Airline Passenger Satisfaction

Introduction:

4 min readMar 4, 2021

Today we will be conducting customer analysis on a dataset from Kaggle.com, where airline customers were surveyed on number of on and off flight services and if they were satisfied with their flight or had a neutral/ dissatisfied experience on the flight. With this analysis, we are able to predict if future passengers are satisfied with the trip, using various machine learning algorithms.

Loading Data and Feature Engineering:

The data was already split up into two datasets, Train and Test, or a 80/20 split of the total data. Each set contained 24 features, identifying information about the passenger (age, class, type of travel, etc.) to ratings on flight services, for example, Inflight wifi service, Ease of Online Booking, Leg Room Service, Cleanliness, etc, rated on 1–5 scale.

With some data wrangling we:

assigned ‘Satisfaction’ a numeric value (0 = neutral or dissatisfied, 1 = satisfied)
Fill Arrival Delay in Minutes with mean
Assigned label groups to age to remove high cardinality and dropped ‘Age’

Data Information

Looking at our data we can see our data is slightly imbalanced (0 = Neutral or dissatisfied, 1 = satisfied)

We also see going though our data:

older age groups are more satisfied with the flights

longer flights received a more satisfied passenger.

But longer flights had higher class satisfaction with the assumption the service and comfort was better.

Business travel was more satisfying with also the assumption they travel in business class.

And then we looked at the overall ratings of the top services with majority being 4–5 range satisfaction.

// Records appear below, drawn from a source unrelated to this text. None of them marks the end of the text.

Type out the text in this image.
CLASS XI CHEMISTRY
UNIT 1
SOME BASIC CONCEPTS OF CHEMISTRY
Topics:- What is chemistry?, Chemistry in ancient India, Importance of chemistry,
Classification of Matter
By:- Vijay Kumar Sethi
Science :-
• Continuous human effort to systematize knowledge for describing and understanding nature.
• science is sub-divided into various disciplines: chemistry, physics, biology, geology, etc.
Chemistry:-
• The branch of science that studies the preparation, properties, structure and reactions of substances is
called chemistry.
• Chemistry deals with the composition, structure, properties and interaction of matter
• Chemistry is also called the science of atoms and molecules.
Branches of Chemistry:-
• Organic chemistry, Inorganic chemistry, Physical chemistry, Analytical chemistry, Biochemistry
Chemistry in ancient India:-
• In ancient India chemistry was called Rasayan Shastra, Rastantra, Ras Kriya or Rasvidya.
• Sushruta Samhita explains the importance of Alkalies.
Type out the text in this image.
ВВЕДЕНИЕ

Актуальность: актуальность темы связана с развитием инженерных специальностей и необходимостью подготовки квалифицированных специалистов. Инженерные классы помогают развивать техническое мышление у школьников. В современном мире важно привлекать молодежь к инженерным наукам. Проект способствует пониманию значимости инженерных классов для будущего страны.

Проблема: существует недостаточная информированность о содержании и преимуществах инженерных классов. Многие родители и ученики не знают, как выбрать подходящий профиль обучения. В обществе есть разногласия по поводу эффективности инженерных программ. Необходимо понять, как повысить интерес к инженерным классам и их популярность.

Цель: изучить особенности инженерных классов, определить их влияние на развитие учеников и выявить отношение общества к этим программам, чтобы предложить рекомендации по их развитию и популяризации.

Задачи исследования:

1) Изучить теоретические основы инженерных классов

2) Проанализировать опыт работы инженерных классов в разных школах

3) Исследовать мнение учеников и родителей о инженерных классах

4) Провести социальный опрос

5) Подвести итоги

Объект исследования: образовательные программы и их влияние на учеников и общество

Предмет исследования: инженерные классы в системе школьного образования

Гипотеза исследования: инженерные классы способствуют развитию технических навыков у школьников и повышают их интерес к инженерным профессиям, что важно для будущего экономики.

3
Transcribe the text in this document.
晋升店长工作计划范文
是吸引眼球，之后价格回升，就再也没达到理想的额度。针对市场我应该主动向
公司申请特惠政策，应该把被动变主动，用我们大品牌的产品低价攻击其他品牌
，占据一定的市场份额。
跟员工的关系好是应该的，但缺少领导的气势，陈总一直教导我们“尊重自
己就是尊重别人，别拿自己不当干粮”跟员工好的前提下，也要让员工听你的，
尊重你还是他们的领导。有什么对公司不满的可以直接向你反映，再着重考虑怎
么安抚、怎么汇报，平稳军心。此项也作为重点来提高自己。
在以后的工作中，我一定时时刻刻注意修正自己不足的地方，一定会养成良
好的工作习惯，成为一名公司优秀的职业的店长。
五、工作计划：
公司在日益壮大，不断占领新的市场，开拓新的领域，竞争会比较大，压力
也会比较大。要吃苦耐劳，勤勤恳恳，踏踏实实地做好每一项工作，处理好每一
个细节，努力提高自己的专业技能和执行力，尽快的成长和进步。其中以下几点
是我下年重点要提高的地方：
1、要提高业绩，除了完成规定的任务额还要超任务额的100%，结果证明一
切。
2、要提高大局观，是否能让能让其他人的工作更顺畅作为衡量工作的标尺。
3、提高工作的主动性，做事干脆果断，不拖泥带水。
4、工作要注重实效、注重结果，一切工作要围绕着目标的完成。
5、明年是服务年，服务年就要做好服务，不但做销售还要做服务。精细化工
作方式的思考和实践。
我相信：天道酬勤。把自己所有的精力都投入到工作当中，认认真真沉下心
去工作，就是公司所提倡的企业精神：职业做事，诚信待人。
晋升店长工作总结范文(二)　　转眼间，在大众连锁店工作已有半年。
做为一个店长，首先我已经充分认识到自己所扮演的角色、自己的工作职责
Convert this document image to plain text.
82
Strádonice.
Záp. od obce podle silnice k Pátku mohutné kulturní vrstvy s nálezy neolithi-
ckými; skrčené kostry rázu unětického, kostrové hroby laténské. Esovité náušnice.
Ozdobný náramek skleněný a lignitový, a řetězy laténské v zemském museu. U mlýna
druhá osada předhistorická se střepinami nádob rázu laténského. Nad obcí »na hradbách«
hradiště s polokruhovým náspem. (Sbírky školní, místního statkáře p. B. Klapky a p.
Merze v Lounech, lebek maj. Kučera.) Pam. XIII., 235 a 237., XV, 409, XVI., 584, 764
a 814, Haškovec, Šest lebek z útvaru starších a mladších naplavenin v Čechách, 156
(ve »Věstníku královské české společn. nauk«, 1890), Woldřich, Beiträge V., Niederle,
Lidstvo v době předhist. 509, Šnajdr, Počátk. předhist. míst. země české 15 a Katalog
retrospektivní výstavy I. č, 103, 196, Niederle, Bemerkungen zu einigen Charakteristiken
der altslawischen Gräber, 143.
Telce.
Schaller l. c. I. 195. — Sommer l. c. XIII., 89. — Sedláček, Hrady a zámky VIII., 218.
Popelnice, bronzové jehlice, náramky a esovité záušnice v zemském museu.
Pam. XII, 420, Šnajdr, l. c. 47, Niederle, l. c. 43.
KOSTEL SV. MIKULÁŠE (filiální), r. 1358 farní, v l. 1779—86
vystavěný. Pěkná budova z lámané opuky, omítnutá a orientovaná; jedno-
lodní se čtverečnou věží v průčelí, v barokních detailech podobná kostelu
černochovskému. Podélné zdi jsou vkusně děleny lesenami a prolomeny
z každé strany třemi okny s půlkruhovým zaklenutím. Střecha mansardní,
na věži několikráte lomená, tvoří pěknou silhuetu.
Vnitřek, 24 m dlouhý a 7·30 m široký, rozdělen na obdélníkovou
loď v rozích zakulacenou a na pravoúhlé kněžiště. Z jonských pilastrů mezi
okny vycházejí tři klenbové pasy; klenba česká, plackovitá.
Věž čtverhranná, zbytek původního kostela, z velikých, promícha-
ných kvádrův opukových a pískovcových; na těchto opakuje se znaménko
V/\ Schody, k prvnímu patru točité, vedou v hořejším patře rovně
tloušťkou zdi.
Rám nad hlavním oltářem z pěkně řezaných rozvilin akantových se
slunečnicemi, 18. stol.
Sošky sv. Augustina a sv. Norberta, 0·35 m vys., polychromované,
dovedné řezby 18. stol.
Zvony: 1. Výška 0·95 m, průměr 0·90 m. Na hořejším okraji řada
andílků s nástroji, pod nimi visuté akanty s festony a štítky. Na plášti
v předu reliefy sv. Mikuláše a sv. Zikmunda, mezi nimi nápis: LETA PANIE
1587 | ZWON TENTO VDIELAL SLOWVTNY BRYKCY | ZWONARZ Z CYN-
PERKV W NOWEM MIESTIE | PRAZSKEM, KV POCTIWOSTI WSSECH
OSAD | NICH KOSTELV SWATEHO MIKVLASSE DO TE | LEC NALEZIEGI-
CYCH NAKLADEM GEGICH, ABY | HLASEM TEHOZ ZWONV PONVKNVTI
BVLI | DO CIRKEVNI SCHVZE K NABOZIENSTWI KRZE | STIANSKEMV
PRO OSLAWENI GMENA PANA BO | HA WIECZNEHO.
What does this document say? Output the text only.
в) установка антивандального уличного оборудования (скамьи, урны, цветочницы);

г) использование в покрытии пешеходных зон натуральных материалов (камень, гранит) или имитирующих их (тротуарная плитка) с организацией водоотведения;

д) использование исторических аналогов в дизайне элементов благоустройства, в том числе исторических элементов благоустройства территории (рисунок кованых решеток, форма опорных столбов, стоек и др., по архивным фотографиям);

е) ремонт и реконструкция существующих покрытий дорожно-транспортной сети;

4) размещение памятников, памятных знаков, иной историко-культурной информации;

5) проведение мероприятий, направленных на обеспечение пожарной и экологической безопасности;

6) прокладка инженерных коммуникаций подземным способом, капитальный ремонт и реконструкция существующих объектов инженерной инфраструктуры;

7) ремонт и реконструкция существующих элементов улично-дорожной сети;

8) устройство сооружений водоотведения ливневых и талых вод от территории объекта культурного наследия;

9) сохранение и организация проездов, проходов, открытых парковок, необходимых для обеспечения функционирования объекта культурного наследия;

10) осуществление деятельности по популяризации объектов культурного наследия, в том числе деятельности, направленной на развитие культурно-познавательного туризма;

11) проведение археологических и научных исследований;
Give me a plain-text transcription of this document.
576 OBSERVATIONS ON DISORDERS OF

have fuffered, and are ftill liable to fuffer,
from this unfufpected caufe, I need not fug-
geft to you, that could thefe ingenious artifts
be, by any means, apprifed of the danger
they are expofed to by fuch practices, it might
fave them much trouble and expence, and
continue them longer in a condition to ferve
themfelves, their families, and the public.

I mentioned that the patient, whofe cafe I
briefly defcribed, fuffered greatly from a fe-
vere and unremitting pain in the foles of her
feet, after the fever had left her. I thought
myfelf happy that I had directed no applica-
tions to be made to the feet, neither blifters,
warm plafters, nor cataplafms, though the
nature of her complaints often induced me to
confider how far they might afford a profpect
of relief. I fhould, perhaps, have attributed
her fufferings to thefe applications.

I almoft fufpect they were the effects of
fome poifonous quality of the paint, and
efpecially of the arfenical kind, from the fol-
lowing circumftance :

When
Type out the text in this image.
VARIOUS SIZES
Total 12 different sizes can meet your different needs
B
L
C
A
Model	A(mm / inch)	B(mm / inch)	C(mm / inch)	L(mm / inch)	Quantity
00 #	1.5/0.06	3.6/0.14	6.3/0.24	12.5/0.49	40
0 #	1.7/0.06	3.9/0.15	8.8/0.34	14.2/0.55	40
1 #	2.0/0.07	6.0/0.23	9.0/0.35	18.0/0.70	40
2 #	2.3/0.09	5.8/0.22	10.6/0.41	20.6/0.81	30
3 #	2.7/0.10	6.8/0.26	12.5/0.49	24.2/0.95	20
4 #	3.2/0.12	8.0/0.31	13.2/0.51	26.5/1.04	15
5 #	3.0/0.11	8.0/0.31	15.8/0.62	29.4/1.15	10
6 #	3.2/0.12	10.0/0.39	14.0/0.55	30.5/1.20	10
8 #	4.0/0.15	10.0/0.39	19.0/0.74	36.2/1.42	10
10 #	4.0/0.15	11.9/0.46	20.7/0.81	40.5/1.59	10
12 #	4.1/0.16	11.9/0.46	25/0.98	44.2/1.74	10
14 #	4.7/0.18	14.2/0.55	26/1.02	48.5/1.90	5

We then looked at the correlation in the dataset between the features and ‘Satisfaction’

Because of very low correlation of Gate Location, Departure Delay, Arrival Delay, and Time Convenience, we drop this columns from our datasets.

Split Data and Establish Target

Because the data is already split, we X / Y train from the train dataset and X / Y test from the test set with a target of ‘Satisfaction’.

Modeling

after establishing a baseline, I performed modeling algorithms to improve our accuracy:

Logistic Regression
Random Forest Classifier
Gradient Boosting Classifier
XG Boosting Classifier

Baseline:

Using our training data, we establish a baseline of 56% accuracy on predicting customer satisfaction on a flight.

Logistic Regression:

Our Training Accuracy: % 83.16. At a 17% error margin, this is not good enough to predict customer satisfaction

Random Forest Classifier:

With Ordinal Encoder and Simple Imputer (strategy= mean), I hyperparameter-tuned a Random Forest Classifier to find the best results in a grid search of our data. **Note: a Decision Tree Classifier was used with a 99.5% accuracy but the data was lost**.

Our Training Accuracy was 97.5%, a 14% increase in our error margin.

Boosting:

The Gradient Boosting Classifier and XGBoosting Classifier models performed very similar and no improvement to the Random Forest Classifier with training accuracy of 94.8% and 96.2% respectfully.

Final Results

Appling our test data to the Random Forest Regression Model, our model estimated 96.2% that we correctly predict of a passenger was satisfied with the flight or not.